HR Management & Compliance

Employers need to be ready for end of Oregon’s same-sex marriage ban

The end of Oregon’s ban on same-sex marriage means employers need to take a look at their benefits policies and what laws require in terms of married couples.

U.S. District Judge Michael McShane ruled on May 19 that the ban on same-sex marriage, which was added to the state constitution after voters passed Measure 36 in 2004, violates the 14th Amendment to the U.S. Constitution.

The ruling made Oregon the 18th state to allow same-sex marriage. Then on May 20, Pennsylvania joined took the list to 19 states when another federal judge overturned that state’s ban. In addition to the 19 states, Washington, D.C., also allows same-sex marriages.

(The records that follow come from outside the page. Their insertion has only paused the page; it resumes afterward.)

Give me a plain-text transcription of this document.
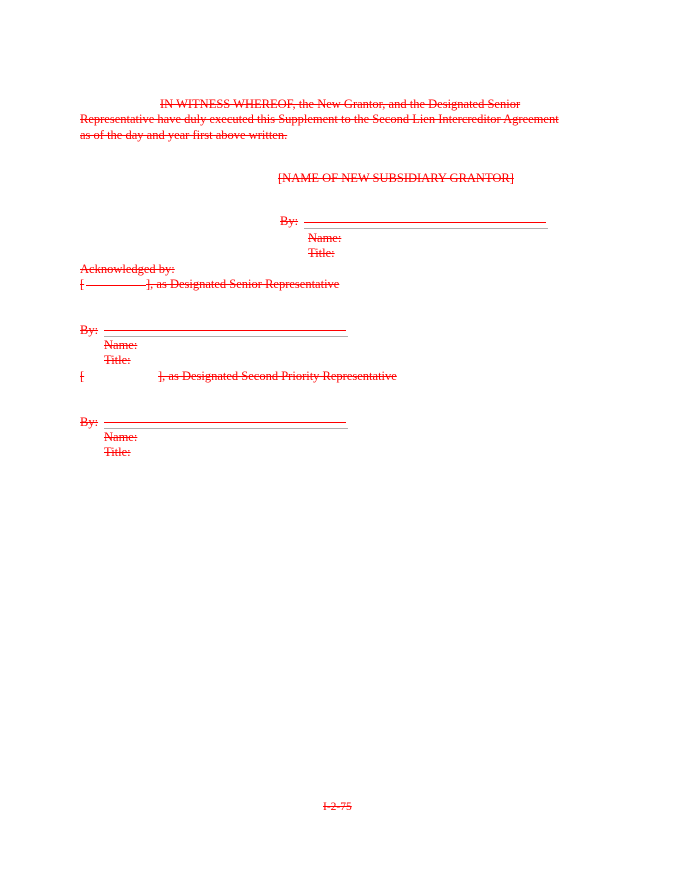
IN WITNESS WHEREOF, the New Grantor, and the Designated Senior
Representative have duly executed this Supplement to the Second Lien Intercreditor Agreement
as of the day and year first above written.
[NAME OF NEW SUBSIDIARY GRANTOR]
By:
Name:
Title:
Acknowledged by:
[	], as Designated Senior Representative
By:
Name:
Title:
[	], as Designated Second Priority Representative
By:
Name:
Title:
I-2-75
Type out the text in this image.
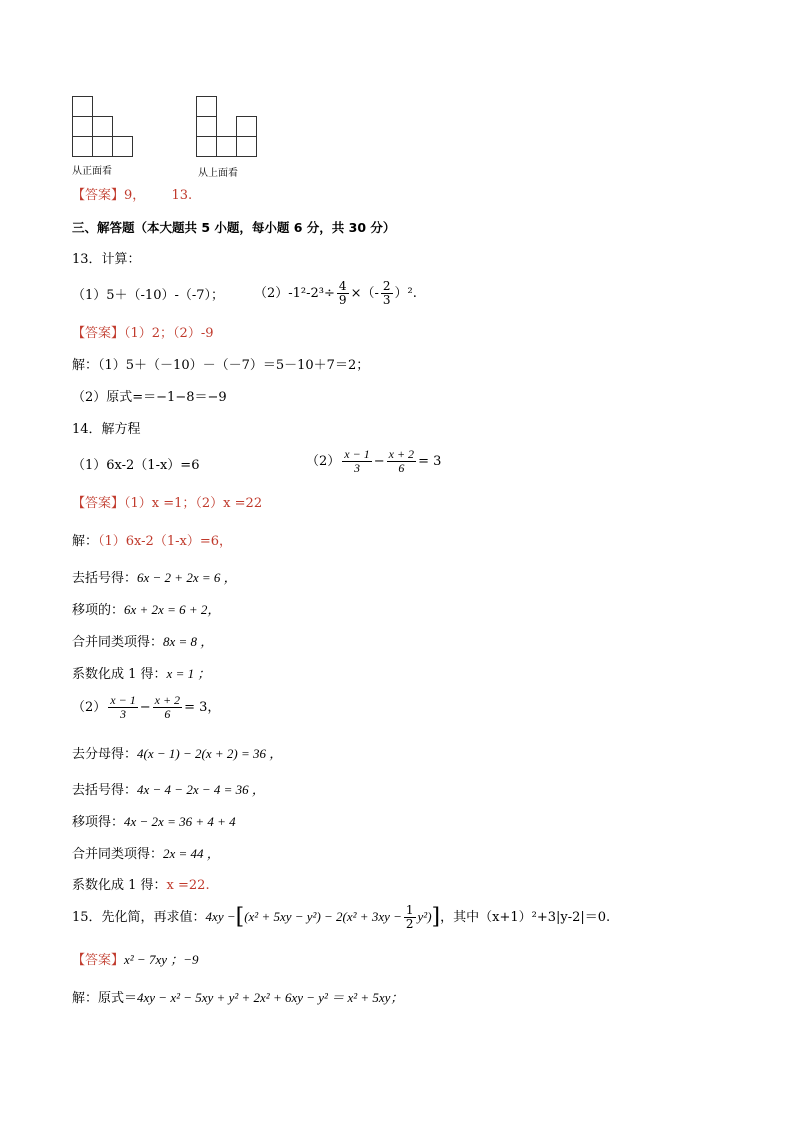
从正面看	从上面看
【答案】9， 13.
三、解答题（本大题共 5 小题，每小题 6 分，共 30 分）
13．计算：
（1）5＋（-10）-（-7）； $(2)-1^2-2^3\div \frac{4}{9}$ ×（- $\frac{2}{3} )^2$.
【答案】（1）2；（2）-9
解：（1）5＋（－10）－（－7）＝5－10＋7＝2；
（2）原式=＝−1−8＝−9
14．解方程
（1）6x-2（1-x）=6	$(2) \frac{x - 1}{3} - \frac{x + 2}{6} = 3$
【答案】（1）x =1；（2）x =22
解：（1）6x-2（1-x）=6，
去括号得：6x − 2 + 2x = 6 ，
移项的：6x + 2x = 6 + 2，
合并同类项得：8x = 8 ，
系数化成 1 得：x = 1 ；
$(2) \frac{x - 1}{3} - \frac{x + 2}{6} = 3$，
去分母得：4(x − 1) − 2(x + 2) = 36 ，
去括号得：4x − 4 − 2x − 4 = 36 ，
移项得：4x − 2x = 36 + 4 + 4
合并同类项得：2x = 44 ，
系数化成 1 得：x =22.
15．先化简，再求值：$4xy -[(x^2 + 5xy - y^2) - 2(x^2 + 3xy - \frac{1}{2} y^2)]$，其中（x+1）²+3|y-2|＝0.
【答案】x² − 7xy ；−9
解：原式＝4xy − x² − 5xy + y² + 2x² + 6xy − y² ＝ x² + 5xy；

Calvin Keith, a partner in the Portland office of the Perkins Coie law firm, said the ruling doesn’t mean major changes for many employers since many already provide benefits to same-sex couples. “It’s required in the public sector and since 2008, same-sex couples have been able to register as domestic partners,” he said. “We already have a nondiscrimination law, and our state leave law recognized same-sex relationships. Accordingly, many employers will observe little change.”

However, employers will need to update some benefits policies and expand rights under the Family and Medical Leave Act to married same-sex couples, Keith said.

McShane’s ruling is being appealed. News outlets report that the National Organization for Marriage has filed a motion with the Ninth Circuit Court of Appeals to block the ruling.